If you went too far from the consensus, the work would not get published - or if it did get published it would be ignored (which usually happened anyway). 

So within the field there were those who were building elaborate theories of function and disease on the basis of detecting consistent patterns of MSH variation in human plasma; there were those like me who said that MSH was present but didn't seem to be doing anything much; and those who said that MSH was either not present at all - or present at such low concentrations as to have no effect - and that the apparent detection of was due to technical imperfections (such as cross-reactivity between antibodies and a variety of hormones).

These were big, and potentially important, differences in conclusions - and at root they hinged on subjective decisions about how many replicates were necessary or desirable, and how to handle the construction of standard curves.

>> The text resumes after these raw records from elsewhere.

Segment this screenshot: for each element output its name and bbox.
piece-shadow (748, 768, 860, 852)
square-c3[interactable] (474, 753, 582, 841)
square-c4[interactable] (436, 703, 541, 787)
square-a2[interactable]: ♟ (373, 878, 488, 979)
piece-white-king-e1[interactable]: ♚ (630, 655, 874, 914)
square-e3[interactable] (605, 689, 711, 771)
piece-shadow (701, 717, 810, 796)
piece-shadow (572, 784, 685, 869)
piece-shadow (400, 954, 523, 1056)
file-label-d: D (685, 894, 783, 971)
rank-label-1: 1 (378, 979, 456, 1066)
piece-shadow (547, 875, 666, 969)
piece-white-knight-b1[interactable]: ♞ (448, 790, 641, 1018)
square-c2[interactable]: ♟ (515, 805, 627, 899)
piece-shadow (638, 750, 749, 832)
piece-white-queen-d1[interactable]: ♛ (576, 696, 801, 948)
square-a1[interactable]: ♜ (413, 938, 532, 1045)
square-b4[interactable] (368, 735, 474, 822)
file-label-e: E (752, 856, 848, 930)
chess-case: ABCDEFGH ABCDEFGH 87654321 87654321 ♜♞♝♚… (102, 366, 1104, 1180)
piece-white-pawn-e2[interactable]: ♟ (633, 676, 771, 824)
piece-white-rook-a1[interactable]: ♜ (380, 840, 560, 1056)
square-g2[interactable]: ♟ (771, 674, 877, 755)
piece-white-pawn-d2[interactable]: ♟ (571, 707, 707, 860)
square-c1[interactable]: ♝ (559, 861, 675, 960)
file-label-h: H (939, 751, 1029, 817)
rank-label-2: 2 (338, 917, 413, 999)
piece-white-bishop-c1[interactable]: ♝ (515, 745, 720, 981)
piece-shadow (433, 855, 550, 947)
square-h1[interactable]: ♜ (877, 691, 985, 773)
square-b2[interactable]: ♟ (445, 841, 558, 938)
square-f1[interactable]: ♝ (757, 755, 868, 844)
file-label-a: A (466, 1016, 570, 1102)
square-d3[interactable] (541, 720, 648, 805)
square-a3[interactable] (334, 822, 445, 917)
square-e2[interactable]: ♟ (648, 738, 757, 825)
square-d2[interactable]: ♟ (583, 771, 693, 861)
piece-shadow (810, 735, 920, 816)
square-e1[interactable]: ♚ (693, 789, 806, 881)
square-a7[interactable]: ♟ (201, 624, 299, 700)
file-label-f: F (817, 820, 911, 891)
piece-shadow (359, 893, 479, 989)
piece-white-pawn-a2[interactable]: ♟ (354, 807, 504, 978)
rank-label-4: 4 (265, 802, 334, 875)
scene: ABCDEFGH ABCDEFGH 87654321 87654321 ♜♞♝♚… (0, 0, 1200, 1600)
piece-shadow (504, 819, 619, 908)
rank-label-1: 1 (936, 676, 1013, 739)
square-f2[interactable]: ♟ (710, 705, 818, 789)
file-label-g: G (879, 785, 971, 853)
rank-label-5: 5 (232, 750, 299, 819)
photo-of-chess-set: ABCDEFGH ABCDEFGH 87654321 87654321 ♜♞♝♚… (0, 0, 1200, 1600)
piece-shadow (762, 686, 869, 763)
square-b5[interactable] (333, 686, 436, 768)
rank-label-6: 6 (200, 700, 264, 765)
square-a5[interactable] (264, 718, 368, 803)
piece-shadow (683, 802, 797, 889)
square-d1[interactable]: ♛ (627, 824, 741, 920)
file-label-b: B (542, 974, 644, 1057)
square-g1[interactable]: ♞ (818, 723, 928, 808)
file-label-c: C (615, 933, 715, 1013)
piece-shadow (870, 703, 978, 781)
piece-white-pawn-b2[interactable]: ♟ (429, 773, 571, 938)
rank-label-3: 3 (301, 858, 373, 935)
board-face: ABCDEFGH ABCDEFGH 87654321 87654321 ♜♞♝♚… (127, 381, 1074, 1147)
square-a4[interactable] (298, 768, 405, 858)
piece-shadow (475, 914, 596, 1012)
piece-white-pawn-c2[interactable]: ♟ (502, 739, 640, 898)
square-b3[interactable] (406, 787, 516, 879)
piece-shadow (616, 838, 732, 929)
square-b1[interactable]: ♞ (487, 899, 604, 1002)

NB: As in interesting further point - I would always, on principle, draw standard curves by hand - doing the curve-fitting by eye rather than using the 'least squares' statistical method of line drawing which is how curves were generated by statistical programs.

I saw no reason why the least curves statistic was intrinsically valid - to use it was an arbitrary and subjective decision; I preferred to used subjective judgment with respect to line-fitting on each specific curve, rather than as a broad brush decision regarding a standardized statistical technique.

I think I was right - and this is after all how scientists proceeded during the golden age - but nobody would be able to do this nowadays. Statistical conventions rule, and the subject is not open to debate.



dearieme said...

Much of science does boil down to questions of how measurements, or measurement-substitutes, are made. I was pondering the "epidemic" of Type 2 Diabetes recently. There's lots of epidemiology, but it occurred to me that the discussions that the layman like me sees don't touch on measurement - in this context, that would mean that they don't answer the question "how stable is the diagnosis of diabetes?". Is it diagnosed by some measurement exceeding a threshold? Has the threshold been held constant over time? Has the mode of measurement been held constant? Are the diagnoses subject to medical fashion, or to financial incentives offered to doctors?

(P.S. Someone opined that the "epidemic" was as important as Global Warming. I hope that I managed to suppress my snort.)

Bruce Charlton said...

In asking that question you have answered it.

I was a professional academic epidemiologist and public health physician for three years and saw for myself the indifference to the actual validity of measurements upon which everything is based.

There is an intrinsic but unspoken assumption that volume of data can compensate for poor quality of data - this runs through the social sciences.

This misunderstanding seems to arise from a confusion of random noise with systematic bias.

I allude to this here:

But I now realize that my main writing on the subject (The scope and nature of epidemiology) is not available online without subscription - so I will post it onto this blog later today.

dearieme said...

Excellent. Meantime I have stumbled across this

It seems to be a verbose version of my own dictum:

"All medical research is rubbish" is a better approximation to the truth than almost all medical research.

Bruce Charlton said...

Yes - The Atlantic piece is semi-correct; it gets the diagnosis right, but for the wrong reason, based on faulty understanding - so the prescription is likely to be dangerous.

Medical research has been roughly doubling in size every decade for a long time.

Naturally therefore (to look no further for causes), by now medical research is almost all rubbish so it is perfectly rational to operate on the basis that it is *all* rubbish - unless specifically proven otherwise by clear, commonsensical criteria (preferably confirmed by personal experience).